Polisin ilk müdahale sırasında orantısız güç kullandığını Sayın Başbakan da dile getirdi. Kolluğun bu tip yanlışları dünyanın her yerinde olabilen yasa dışı eylemler. Her halde aklı başında hiç kimse bir polisin masum bir göstericiye hunharca saldırmasını meşru görmez ve hiçbir sağlıklı hukuk sistemi bunu cezasız bırakmaz.

Ancak mesele polis şiddetine tepki olarak adlandırılacak kadar basit değil.

Türkiye’de devrimci sol örgüt mensupları siyaseti entelektüel bir duruştan daha öteye taşımak isteyen şiddet eğilimi güçlü kişilerden oluşuyor. Dünyayı bir devrim sahnesi olarak görenlere hukuka saygıdan bahsetmek ne yazık ki abesle iştigal. İnsanlığı kapitalistlere satılmış olanlarla devrimciler olarak kalın çizgilerle ikiye ayıran bu kişilerle diyalogdan bahsetmek sadece safdillik.

Ülkemizin neredeyse 30 yılını kana bulayan, Türk-Kürt ayrımı yaratmak isteyen örgütün Komünist ve aynı zaman ırkçı bir örgüt olduğunu iyi biliyoruz.

Yüzyıllar öncesinde yaşanmış olayları Sünni düşmanlığı için sembol olarak kullanan örgütlerin de benzer ideolojileri benimsemiş olması ve güya Alevilik iddiasında bulunması da gerçekten ilginç.

Gazi Mahallesinde kahvehanede taranan masumların ardından başlayan toplumsal olayların arkasında da yer alan bu örgütlerin kimler tarafından ve ne maksatla kullanıldığını tam olarak anlayabilirsek her halde ülkemizi de daha iyi tanımış olacağız.

Velhasıl meselemiz temel hak ve hürriyetleri güçlendirmek ve onurlu yurttaşlar meydana getirmek ise bunun yolunun bu örgütlerden geçmediği gün gibi belli.

Hükümetin Avrupa Birliği üyelik sürecinde temel hak ve özgürlükleri güçlendirmeye yönelik yasama faaliyetlerine de benzer tepkiyi veren bu örgütlerin Kemalistler ve PKK lılar ile dirsek temasında olması da olayların bir başka yönü.

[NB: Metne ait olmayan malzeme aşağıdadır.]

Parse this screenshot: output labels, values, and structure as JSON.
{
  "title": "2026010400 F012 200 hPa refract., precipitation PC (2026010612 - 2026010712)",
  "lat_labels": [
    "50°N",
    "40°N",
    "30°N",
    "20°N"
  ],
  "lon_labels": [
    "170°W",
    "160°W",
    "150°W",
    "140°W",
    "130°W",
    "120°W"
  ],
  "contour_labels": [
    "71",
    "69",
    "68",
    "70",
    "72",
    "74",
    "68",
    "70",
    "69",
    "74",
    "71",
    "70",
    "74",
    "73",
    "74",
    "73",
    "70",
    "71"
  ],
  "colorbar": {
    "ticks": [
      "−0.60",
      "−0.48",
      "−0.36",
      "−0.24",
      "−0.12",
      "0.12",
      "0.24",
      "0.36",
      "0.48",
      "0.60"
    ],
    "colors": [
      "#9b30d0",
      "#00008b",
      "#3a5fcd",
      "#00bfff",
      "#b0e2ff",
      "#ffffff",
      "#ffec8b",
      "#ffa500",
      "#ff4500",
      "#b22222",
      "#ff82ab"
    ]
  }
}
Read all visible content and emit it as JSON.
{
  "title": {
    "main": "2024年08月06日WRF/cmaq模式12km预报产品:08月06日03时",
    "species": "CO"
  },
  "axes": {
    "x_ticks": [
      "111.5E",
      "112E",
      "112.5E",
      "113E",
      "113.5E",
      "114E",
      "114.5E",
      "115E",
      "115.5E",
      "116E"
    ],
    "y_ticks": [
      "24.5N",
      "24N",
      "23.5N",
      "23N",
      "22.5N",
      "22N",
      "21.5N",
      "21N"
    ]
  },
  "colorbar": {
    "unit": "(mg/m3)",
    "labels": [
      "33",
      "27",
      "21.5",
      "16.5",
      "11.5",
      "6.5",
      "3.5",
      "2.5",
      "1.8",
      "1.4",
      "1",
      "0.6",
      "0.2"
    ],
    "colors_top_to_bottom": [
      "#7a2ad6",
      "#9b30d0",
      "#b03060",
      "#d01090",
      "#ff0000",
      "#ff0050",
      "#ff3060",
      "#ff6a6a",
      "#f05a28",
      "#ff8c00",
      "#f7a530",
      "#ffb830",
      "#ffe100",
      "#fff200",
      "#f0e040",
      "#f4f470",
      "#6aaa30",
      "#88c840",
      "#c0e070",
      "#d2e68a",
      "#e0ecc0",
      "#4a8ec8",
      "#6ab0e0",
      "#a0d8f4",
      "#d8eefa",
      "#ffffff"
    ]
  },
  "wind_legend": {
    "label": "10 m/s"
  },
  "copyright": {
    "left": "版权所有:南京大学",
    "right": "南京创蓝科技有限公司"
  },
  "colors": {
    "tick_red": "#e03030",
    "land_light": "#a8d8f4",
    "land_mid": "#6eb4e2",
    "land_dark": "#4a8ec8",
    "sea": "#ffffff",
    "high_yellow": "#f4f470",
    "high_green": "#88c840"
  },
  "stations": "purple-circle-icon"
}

Olan yıllarını hapishanede çürüyerek geçiren, geleceğini ve umudunu yitiren gencecik insanlarımıza oluyor.

Bu ülke % 1 dahi destek görmeyen, şiddeti siyasal üslup olarak benimseyen, molotoflu, el bombalı, tabancalı, taşlı-sopalı devrimci sol örgütlere terk edilecek kadar değersiz değildir.

Devleti zaafa düşürmenin komünist taktiği olduğunu gayet iyi biliyoruz.

Allah ülkemizi muhafaza etsin ve aklı selimi galip getirsin.